The innovation patent system is being phased out as of 25 August 2021. New innovation patents can be obtained only if they are linked back to an innovation patent application, an Australian standard patent application and/or an international patent application filed before then.

8 year protection for most new products and processes

Innovation patents last for up to 8 years from their filing date. An additional year of protection can be obtained by filing a provisional patent application prior to filing an application for an innovation patent.

The same rights as standard patents

Innovation patents provide the same coverage and rights as standard patents.

Filing allows you to go public

Once an effective patent application is filed, you can publish, make, use and sell (etc) the invention without affecting your patent rights.

An innovative step is required

Innovation patents are intended to cover ‘workshop improvements’. Inventiveness is not required. An innovation patent can validly cover an obvious combination of well-known features.
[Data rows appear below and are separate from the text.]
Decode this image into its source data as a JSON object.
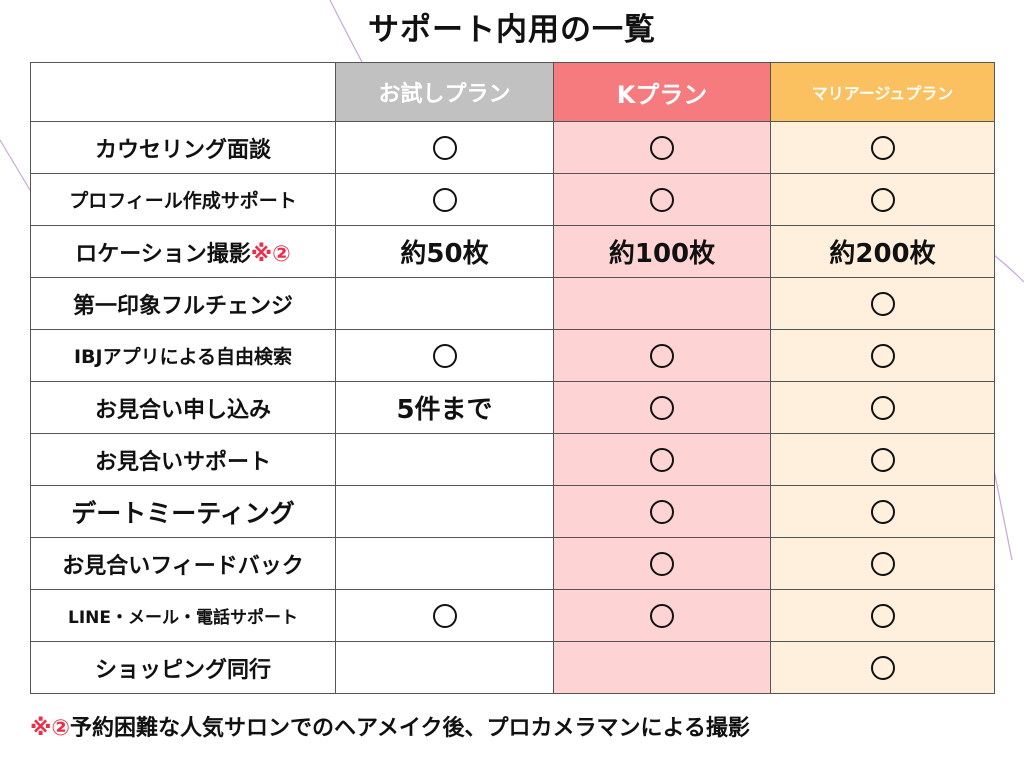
{
  "title": "サポート内用の一覧",
  "plans": [
    {
      "label": "お試しプラン"
    },
    {
      "label": "Kプラン"
    },
    {
      "label": "マリアージュプラン"
    }
  ],
  "circle": "○",
  "rows": [
    {
      "label": "カウセリング面談",
      "values": [
        "○",
        "○",
        "○"
      ]
    },
    {
      "label": "プロフィール作成サポート",
      "values": [
        "○",
        "○",
        "○"
      ]
    },
    {
      "label": "ロケーション撮影",
      "label_mark": "※②",
      "values": [
        "約50枚",
        "約100枚",
        "約200枚"
      ]
    },
    {
      "label": "第一印象フルチェンジ",
      "values": [
        "",
        "",
        "○"
      ]
    },
    {
      "label": "IBJアプリによる自由検索",
      "values": [
        "○",
        "○",
        "○"
      ]
    },
    {
      "label": "お見合い申し込み",
      "values": [
        "5件まで",
        "○",
        "○"
      ]
    },
    {
      "label": "お見合いサポート",
      "values": [
        "",
        "○",
        "○"
      ]
    },
    {
      "label": "デートミーティング",
      "values": [
        "",
        "○",
        "○"
      ]
    },
    {
      "label": "お見合いフィードバック",
      "values": [
        "",
        "○",
        "○"
      ]
    },
    {
      "label": "LINE・メール・電話サポート",
      "values": [
        "○",
        "○",
        "○"
      ]
    },
    {
      "label": "ショッピング同行",
      "values": [
        "",
        "",
        "○"
      ]
    }
  ],
  "footnote": {
    "mark": "※②",
    "text": "予約困難な人気サロンでのヘアメイク後、プロカメラマンによる撮影"
  },
  "colors": {
    "trial_header": "#c1c1c1",
    "k_header": "#f57b7e",
    "marriage_header": "#fbc160",
    "k_cell": "#fdd3d4",
    "marriage_cell": "#fff0dd",
    "mark": "#e8304a"
  }
}
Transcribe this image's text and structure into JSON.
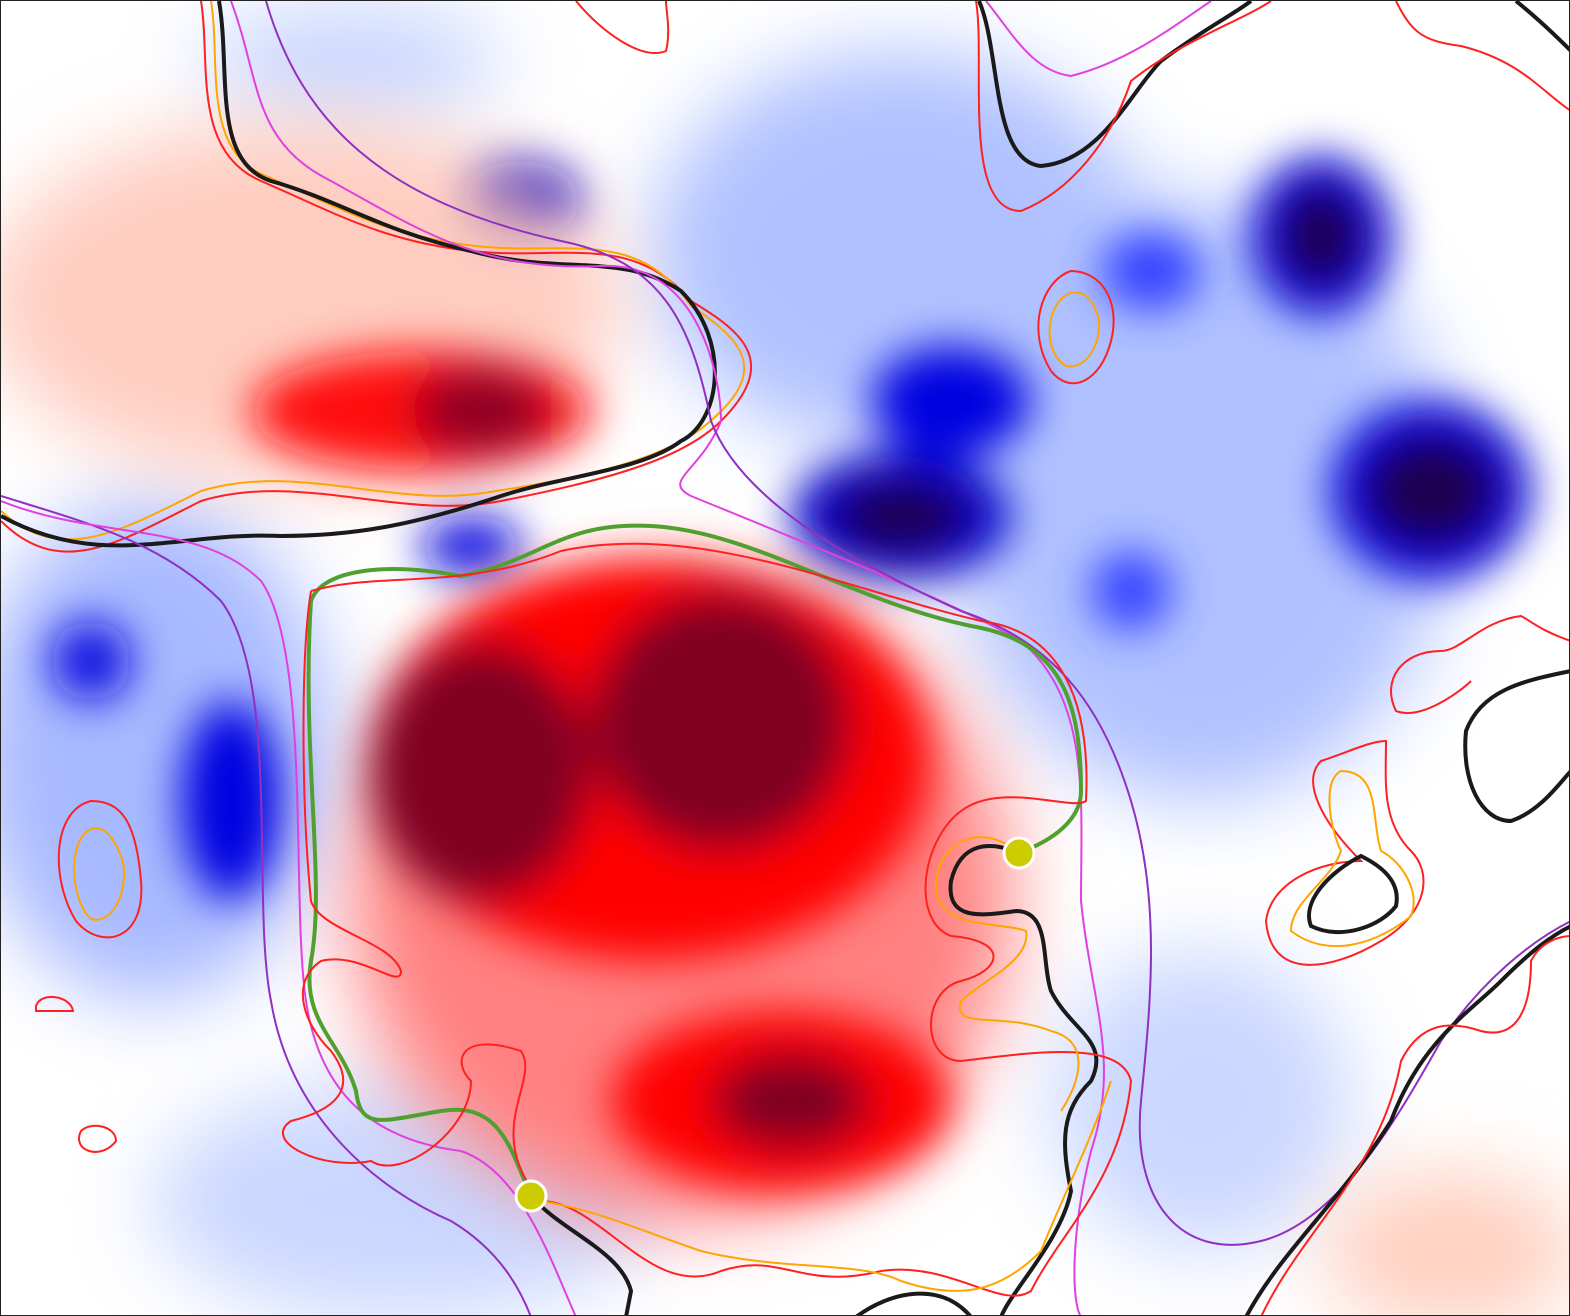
{
  "map": {
    "colormap": {
      "negative": "#0000ff",
      "negative_extreme": "#1a0050",
      "neutral": "#ffffff",
      "positive": "#ff0000",
      "positive_extreme": "#800020"
    },
    "contour_colors": [
      "#ff2020",
      "#ffa500",
      "#111111",
      "#e040e0",
      "#9030c0",
      "#50a030"
    ],
    "markers": [
      {
        "color": "#cccc00"
      },
      {
        "color": "#cccc00"
      }
    ]
  }
}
To qualify for an innovation patent, the invention must be ‘novel’ and have an ‘innovative step’. ‘Novel’ means not publicly known when an initial patent application is filed, although a 12 month grace period may allow you to obtain valid patent protection if your invention is publicly known but was secret until recently.

The ‘innovative step’ threshold requires a variation over publicly known products and processes which ‘makes a substantial contribution to the working of the [product or process]’. This is a very low threshold.

‘Substantial’ simply means ‘real or of substance’.

By way of example, various definitions of the invention in three innovation patents relating to spring steel roadside posts (see Figure 2 and Figure 3) were found valid. The posts differed from earlier spring steel posts by the inclusion of:

  • a marker hole (e.g. item 135) useful as a depth gauge during installation and a gripping point during removal;
  • a barb (e.g. item 137) for anchoring the post into the ground;
  • a tapered end (e.g. item 132) to make it easier to drive into the ground;
  • lengthwise ribs to resist buckling; and
  • specific dimensions.

Any one of these variations was considered sufficiently innovative to qualify for protection.

Whilst innovation patents are available only in Australia, some other countries (including Germany, Japan and China) have similar patent systems referred to as ‘utility models’.